The SNES Campus Challenge cart has an unusual shape, with the PCB parallel to the SNES. The cart has four ROM chips, presumably three for each game plus the additional one to link them all together. It also has the DSP-1 chip, which is used in Pilotwings. There is a set of eight switches, which were likely used to adjust the settings in the game, although they seemed to have no effect when changed. A phone jack is present, likely to relay the scores to a Nintendo server to determine the grand prize winner.

The rules are the same as the 1991 version, except with three SNES minigames. The first minigame of the competition is Super Mario World, where players must collect 50 coins (very similar to Nintendo World Championships' first minigame, Super Mario Bros.). The second game is a version of F-Zero, where players must complete two laps. The final minigame is Pilotwings, where players must land on two targets successfully. Once time expires, a player's score is totaled using the following formula:

- Super Mario World score
- + F-Zero score times 100
- + Pilotwings score times 10,000

===Cartridge===
There are reportedly three cartridges in existence, but only two are known. One was found at the same New York garage sale by Rob Walters as the 1991 cartridge. The cartridge is owned by a video game collector named Rick Bruns. The second one was found in the attic of a former employee of a company that did projects for Nintendo. Nintendo sent the cartridge to the company along with some systems and other games.

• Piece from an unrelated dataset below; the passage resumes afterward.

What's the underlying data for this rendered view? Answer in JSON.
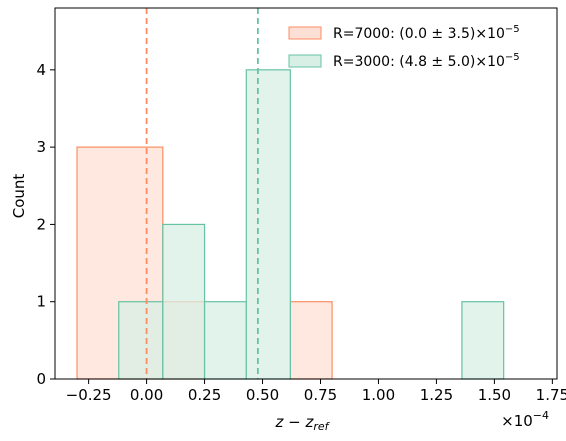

The cartridge is also known to have been used in the French 'Nintendo Super Tour 1992', and a Scandinavian-based competition the same year.

===Event structure===
The 1992 "Nintendo Campus Challenge" competition was held at 35 college campuses throughout the US, including Central Michigan University, Arizona State University, and Texas A&M University. The winner at each location won a Super NES console bundle with Super Mario World, F-Zero, and Pilotwings. Consolation prizes of $100, $75, and $50 were awarded to second, third, and fourth-place contestants. The winner of the whole US competition won $10,000. In addition, all the winners were put into a draw to win prizes of $5,000. Along with the competition cartridge, Nintendo sent previews for new games, including Contra III: The Alien Wars, Rival Turf, The Legend of Zelda: A Link to the Past, The Addams Family, and Super Scope 6.

Similar competitions were held in Europe and Japan in 1992. The winner of the US competition, Jeff Hanson, won against the winner of the Japanese competition, Yuichi Suyama, and became the World Champion at the 1993 Consumer Electronics Show.